Uma mulher à beira do mar olha para a imensidão azul com certo pesar. Ninguém morreu: uma pessoa amada foi embora e está distante. Ela suspira por ele, com o peito apertado de tanta saudade. Uma rosa está caída ao chão, vulnerável a qualquer pisada descuidada. Apesar da saudade, ela acalenta uma esperança: o retorno de seu amado. Não sabemos a quanto tempo ela está ali: ele pode ter acabado de partir. Alguns anos podem ter se passado, e ela vai lá todos os dias esperar por ele. Como uma viúva que espera que o seu marido ressucite. Suas roupas são negras como as de uma viúva, mas - ao contrário dela - a moça dessa carta tem desejo e esperança.
Em outros baralhos ciganos, como Zigeunerkarten, o nome da carta equivalente é Desejo. Um desejo que queima e não pode ser realizado, ao menos imediatamente. Um desejo que pode se tornar Frustração.
Desejo (Zigeunerkarten) |
Se ela espera, assim como o arcano Belvedere, qual a diferença entre as cartas? Como já exploramos anteriormente, Sospiri diz respeito ao passado, e Belvedere olha para o futuro. E quais as consequências dessa mudança de perspectiva com formas parecidas? Belvedere volta-se para o que está por nascer, para as possibilidades reais, uma vez que seu pensamento pode criar o que quiser, sendo positivo e forte. Sospiri debruça-se sobre o que já morreu. Só ela não se deu conta ainda. Até mesmo sua roupa é de luto (será que ela percebeu que está enlutada?). Suas energias estão concentradas em algo que não pode mais dar frutos, um corpo em decomposição que precisa ser enterrado para não espalhar doenças. O Vedovo sabe que o tempo acabou, e guarda a memória do passado com reverência e limites: o passado está devidamente enterrado diante dele. O ritual de passagem foi feito.

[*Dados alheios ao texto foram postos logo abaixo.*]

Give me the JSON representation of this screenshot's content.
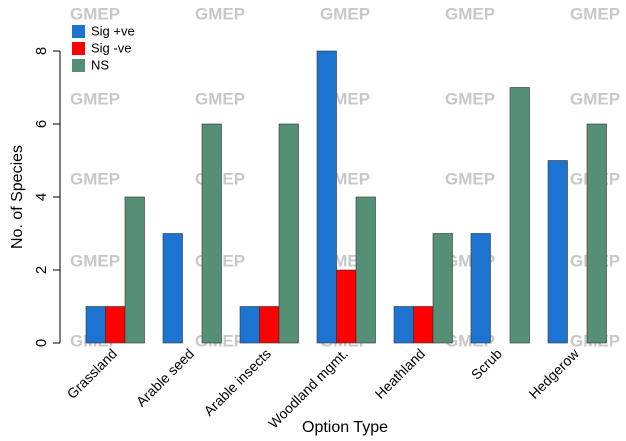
{
  "chart_data": {
    "type": "bar",
    "watermark": "GMEP",
    "x_label": "Option Type",
    "y_label": "No. of Species",
    "categories": [
      "Grassland",
      "Arable seed",
      "Arable  insects",
      "Woodland mgmt.",
      "Heathland",
      "Scrub",
      "Hedgerow"
    ],
    "series": [
      {
        "name": "Sig +ve",
        "color": "#1c74d0",
        "values": [
          1,
          3,
          1,
          8,
          1,
          3,
          5
        ]
      },
      {
        "name": "Sig -ve",
        "color": "#ff0000",
        "values": [
          1,
          0,
          1,
          2,
          1,
          0,
          0
        ]
      },
      {
        "name": "NS",
        "color": "#558f76",
        "values": [
          4,
          6,
          6,
          4,
          3,
          7,
          6
        ]
      }
    ],
    "ylim": [
      0,
      8
    ],
    "yticks": [
      0,
      2,
      4,
      6,
      8
    ],
    "legend": "top-left"
  }
}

Sospiri não sabe o que fazer. Nesse momento, estamos aguardando notícias do avião da Malaysian Airlines que desapareceu com centenas de passageiros. Os familiares não sabem o que esperar. Não sabem se devem considerar seus queridos mortos ou não. Ainda que os anos corram, sem um corpo para chorar e sem notícias do paradeiro dos desaparecidos, a esperança de revê-los nunca se esvai, e a ferida nunca é tratada. Quem tem parentes e amigos desaparecidos sabe que a dor não passa, que é muito confuso declarar a morte do que não se conhece.
Mas essa carta não se refere apenas a pessoas desaparecidas. Muitas vezes lamentamos em cima de algo que se foi, mas não aceitamos a sua partida. Um amor antigo, fortuna perdida, uma era de ouro que ficou no passado. São pessoas que vivem como se aquilo não tivesse chegado ao fim, e dessa forma vivem num limbo temporal que pode acabar em loucura e confusão mental (note que é uma carta de Espadas). E quando se dão conta de que aquilo passou, não sabem o que fazer: como uma pessoa que dormiu por 10 anos e acordou agora, com as referências de mundo que tinha antes de dormir. E ela pode acabar optando pelo seu mundo de fantasias doentias do passado, pois torna-se incapaz de viver o Agora.
O que você devia ter enterrado e não enterrou? Somos ensinados a iniciar coisas, mas não a abandoná-las no tempo certo. No entanto, saber encerrar ciclos é essencial para a nossa saúde mental, espiritual e até física.